The company was founded in 2023 by Jiang Daxin, formerly of Microsoft's Asia Research Institute. They recently appointed Yin Qi, founder of Megvii Technology (the Face++ company), as chairman.
What's Missing
The benchmarks cover reasoning, coding, and agentic tasks. What you don't see: comprehensive multilingual evaluation, detailed safety testing, or independent reproduction of the training efficiency claims. StepFun acknowledges in their documentation that the model "may experience reduced stability during distribution shifts" and can exhibit "repetitive reasoning, mixed-language outputs, or inconsistencies in time and identity awareness" in specialized domains.
The token efficiency concern is worth noting. StepFun admits Step-3.5-Flash "relies on longer generation trajectories than Gemini 3.0 Pro to reach comparable quality." So the per-token cost advantage may get partially eaten by needing more tokens to complete equivalent tasks.
The Broader Pattern
This release fits a pattern we've been watching since DeepSeek V3 dropped on New Year's Eve 2024. Chinese labs are competing aggressively on inference efficiency, not just benchmark scores.

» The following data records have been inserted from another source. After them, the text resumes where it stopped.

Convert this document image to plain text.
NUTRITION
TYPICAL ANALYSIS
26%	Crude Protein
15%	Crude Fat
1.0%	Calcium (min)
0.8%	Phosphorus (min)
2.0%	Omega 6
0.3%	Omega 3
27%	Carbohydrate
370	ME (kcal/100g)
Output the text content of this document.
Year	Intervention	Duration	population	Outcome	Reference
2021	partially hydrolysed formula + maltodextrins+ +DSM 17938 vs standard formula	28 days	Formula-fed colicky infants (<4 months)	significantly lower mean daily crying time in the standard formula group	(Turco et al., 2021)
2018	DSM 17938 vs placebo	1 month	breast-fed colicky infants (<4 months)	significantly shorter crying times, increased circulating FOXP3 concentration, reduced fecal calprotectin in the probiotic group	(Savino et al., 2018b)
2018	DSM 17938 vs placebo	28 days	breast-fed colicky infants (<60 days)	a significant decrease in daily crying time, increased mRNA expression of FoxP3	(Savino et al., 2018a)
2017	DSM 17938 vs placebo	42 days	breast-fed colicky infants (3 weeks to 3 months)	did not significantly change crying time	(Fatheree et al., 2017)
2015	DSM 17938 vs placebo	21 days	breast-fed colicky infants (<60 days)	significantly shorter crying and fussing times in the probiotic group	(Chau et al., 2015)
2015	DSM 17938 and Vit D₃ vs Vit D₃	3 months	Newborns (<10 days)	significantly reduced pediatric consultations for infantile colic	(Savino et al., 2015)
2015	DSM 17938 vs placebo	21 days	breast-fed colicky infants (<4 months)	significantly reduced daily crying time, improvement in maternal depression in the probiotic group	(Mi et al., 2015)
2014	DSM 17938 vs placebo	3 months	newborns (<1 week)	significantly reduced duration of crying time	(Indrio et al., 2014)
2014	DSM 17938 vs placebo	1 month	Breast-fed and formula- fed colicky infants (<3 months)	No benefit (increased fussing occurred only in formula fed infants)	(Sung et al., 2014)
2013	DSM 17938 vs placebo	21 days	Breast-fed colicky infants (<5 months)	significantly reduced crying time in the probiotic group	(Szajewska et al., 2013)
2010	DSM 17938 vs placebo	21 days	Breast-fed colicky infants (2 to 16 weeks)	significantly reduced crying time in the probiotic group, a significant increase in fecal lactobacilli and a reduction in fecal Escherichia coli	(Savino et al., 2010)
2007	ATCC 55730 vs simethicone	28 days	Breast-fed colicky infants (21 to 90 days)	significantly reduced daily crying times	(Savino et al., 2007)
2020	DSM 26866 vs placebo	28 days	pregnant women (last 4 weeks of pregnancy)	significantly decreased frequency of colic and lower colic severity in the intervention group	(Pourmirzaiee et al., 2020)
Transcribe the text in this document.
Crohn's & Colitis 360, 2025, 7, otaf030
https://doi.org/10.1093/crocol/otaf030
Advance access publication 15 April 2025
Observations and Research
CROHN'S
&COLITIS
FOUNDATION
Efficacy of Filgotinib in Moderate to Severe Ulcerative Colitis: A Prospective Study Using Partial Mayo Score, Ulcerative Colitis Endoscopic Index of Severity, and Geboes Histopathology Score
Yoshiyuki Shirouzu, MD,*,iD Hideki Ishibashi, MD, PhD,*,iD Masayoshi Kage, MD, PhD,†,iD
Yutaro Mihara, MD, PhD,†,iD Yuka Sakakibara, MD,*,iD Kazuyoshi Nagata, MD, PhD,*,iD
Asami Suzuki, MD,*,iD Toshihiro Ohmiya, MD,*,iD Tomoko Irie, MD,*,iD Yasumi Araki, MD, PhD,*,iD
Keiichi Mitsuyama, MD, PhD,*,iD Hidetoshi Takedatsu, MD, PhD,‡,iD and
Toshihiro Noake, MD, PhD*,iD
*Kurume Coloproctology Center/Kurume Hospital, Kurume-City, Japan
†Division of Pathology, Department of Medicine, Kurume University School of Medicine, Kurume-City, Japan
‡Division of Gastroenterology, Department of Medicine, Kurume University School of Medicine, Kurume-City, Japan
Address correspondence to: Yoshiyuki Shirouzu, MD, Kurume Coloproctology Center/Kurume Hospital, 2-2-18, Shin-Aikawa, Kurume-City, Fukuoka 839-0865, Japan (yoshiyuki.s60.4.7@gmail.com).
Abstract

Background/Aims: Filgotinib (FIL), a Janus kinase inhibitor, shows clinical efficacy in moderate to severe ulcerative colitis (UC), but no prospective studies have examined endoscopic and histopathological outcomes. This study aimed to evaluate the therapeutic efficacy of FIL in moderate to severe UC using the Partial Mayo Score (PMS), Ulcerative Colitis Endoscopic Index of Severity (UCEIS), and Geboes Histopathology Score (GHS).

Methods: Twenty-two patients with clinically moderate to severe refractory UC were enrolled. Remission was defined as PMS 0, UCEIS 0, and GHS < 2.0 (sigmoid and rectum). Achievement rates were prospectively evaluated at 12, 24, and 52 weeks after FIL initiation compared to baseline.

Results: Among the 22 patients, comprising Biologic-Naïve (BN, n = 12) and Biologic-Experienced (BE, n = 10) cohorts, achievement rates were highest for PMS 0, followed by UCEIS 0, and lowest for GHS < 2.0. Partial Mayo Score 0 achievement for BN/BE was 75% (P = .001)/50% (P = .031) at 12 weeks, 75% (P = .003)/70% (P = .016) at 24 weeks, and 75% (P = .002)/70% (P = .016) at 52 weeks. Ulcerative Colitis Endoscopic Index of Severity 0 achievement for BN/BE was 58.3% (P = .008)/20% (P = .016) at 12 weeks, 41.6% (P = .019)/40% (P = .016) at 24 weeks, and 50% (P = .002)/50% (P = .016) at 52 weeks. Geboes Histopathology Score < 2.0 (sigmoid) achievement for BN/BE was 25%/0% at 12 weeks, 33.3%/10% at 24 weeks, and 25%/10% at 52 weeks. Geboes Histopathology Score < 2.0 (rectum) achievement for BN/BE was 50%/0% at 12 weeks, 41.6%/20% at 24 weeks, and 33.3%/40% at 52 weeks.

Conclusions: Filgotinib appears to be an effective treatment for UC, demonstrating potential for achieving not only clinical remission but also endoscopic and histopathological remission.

The bet seems to be that making frontier-class models cheap to run matters more than pushing the absolute capability ceiling.
Whether Step-3.5-Flash actually delivers on its efficiency claims will become clear as the community runs independent tests. The GitHub repo has deployment instructions, and weights are available on Hugging Face under Apache 2.0. We should have third-party numbers within the week.
For now, the release is notable primarily for what it implies: the efficiency frontier in open-source AI is moving faster than most observers expected.